Under the corporation’s policy, only households who have a problem related to housing affordability, suitability or adequacy – and whose housing costs total more than 30 percent of their income – can apply for housing assistance.
Martselos said that policy fails to take into account residents’ age or mobility challenges.
She described a Fort Smith couple in their eighties who have tried for years to move into a home more suited to their mobility, social, and safety needs. The core need income threshold’s requirements mean they cannot be considered for public housing.
“This is not an acceptable or just policy,” Martselos said. “There can be no discrimination against seniors, period.”
Martselos wants the territory to replace its “discriminatory policy” with a universal flat market rental rate for all seniors who apply for public housing, regardless of their income.
Chinna committed to reviewing the policy.
“We do hear a lot of concerns regarding the core need income threshold. We are taking a look at it,” she said.

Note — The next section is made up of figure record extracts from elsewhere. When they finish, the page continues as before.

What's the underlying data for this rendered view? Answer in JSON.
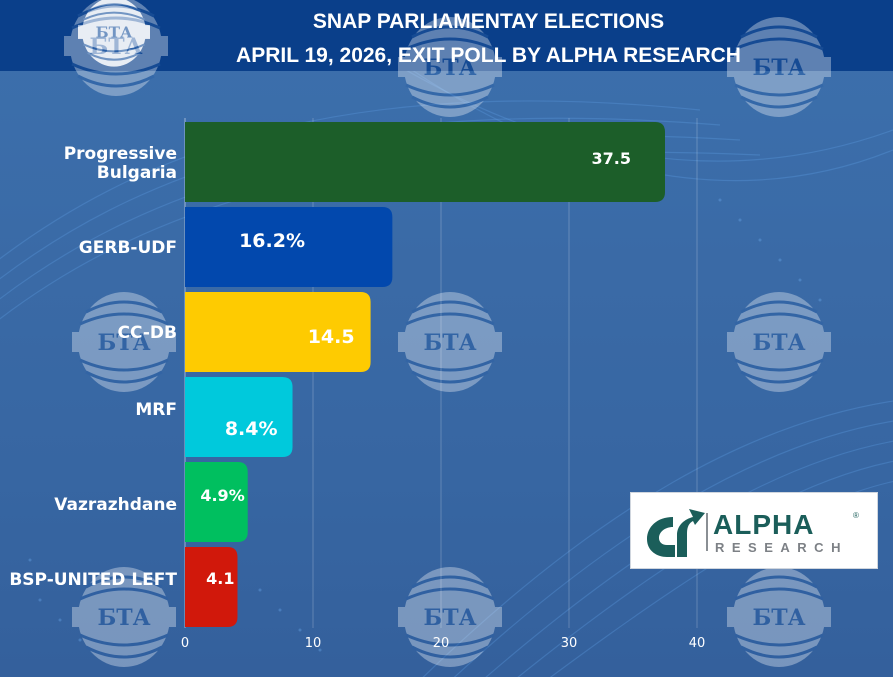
{
  "header": {
    "title_line1": "SNAP PARLIAMENTAY ELECTIONS",
    "title_line2": "APRIL 19, 2026, EXIT POLL BY ALPHA RESEARCH",
    "background_color": "#0a3f8a"
  },
  "watermark": {
    "text": "БТА",
    "icon": "bta-logo-icon"
  },
  "logo": {
    "name": "ALPHA",
    "subtitle": "RESEARCH",
    "registered_mark": "®",
    "icon": "alpha-research-logo-icon",
    "color": "#1b5e5a"
  },
  "chart_data": {
    "type": "bar",
    "orientation": "horizontal",
    "title": "SNAP PARLIAMENTAY ELECTIONS APRIL 19, 2026, EXIT POLL BY ALPHA RESEARCH",
    "xlabel": "",
    "ylabel": "",
    "xlim": [
      0,
      50
    ],
    "xticks": [
      0,
      10,
      20,
      30,
      40
    ],
    "grid": true,
    "legend": "none",
    "categories": [
      "Progressive Bulgaria",
      "GERB-UDF",
      "CC-DB",
      "MRF",
      "Vazrazhdane",
      "BSP-UNITED LEFT"
    ],
    "values": [
      37.5,
      16.2,
      14.5,
      8.4,
      4.9,
      4.1
    ],
    "data_labels": [
      "37.5",
      "16.2%",
      "14.5",
      "8.4%",
      "4.9%",
      "4.1"
    ],
    "colors": [
      "#1c5e29",
      "#0248ad",
      "#fecb01",
      "#00c9dc",
      "#00bf5f",
      "#d1180b"
    ]
  }
}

However, the minister said seniors’ housing needs had to be balanced with those of families, single parents, people with addictions, and low income earners.
‘More houses for teachers’
Nunakput MLA Jackie Jacobson said some people in Paulatuk had waited more than a year for access to housing, adding he felt smaller communities were a “last priority” for the current territorial government.
“I keep sending letters into the minister,” Jacobson said. “No avail.”
Jacobson questioned whether an emergency housing unit in Paulatuk was available, having been told last year that the unit remained unfurnished.
“We have to have a unit for the community,” said Jacobson, describing the need for “an emergency house if something goes wrong, somebody’s house burns down.”
“It’s minus-40 or 50-below back home and it’s really needed,” he said.
Chinna said the housing corporation had set aside units across the territory in case of a Covid-19 outbreak. Given the seriousness of the pandemic, she said, it was important that those units be kept available, particularly in high Arctic communities. She pledged to follow up with her department.
Jacobson said communities in his district lacked housing for teachers and professionals. He said one teacher had been evicted and left scrambling for a place to live.
“We need more houses for teachers, for professionals, to draw them in,” said Jacobson.
“If you don’t have housing, you’re not going to draw the quality of people in because they’re worrying about stuff like that – and that’s one of the last things they should be worrying about.”
Chinna said the housing corporation had not evicted the teacher and had worked with them to provide options.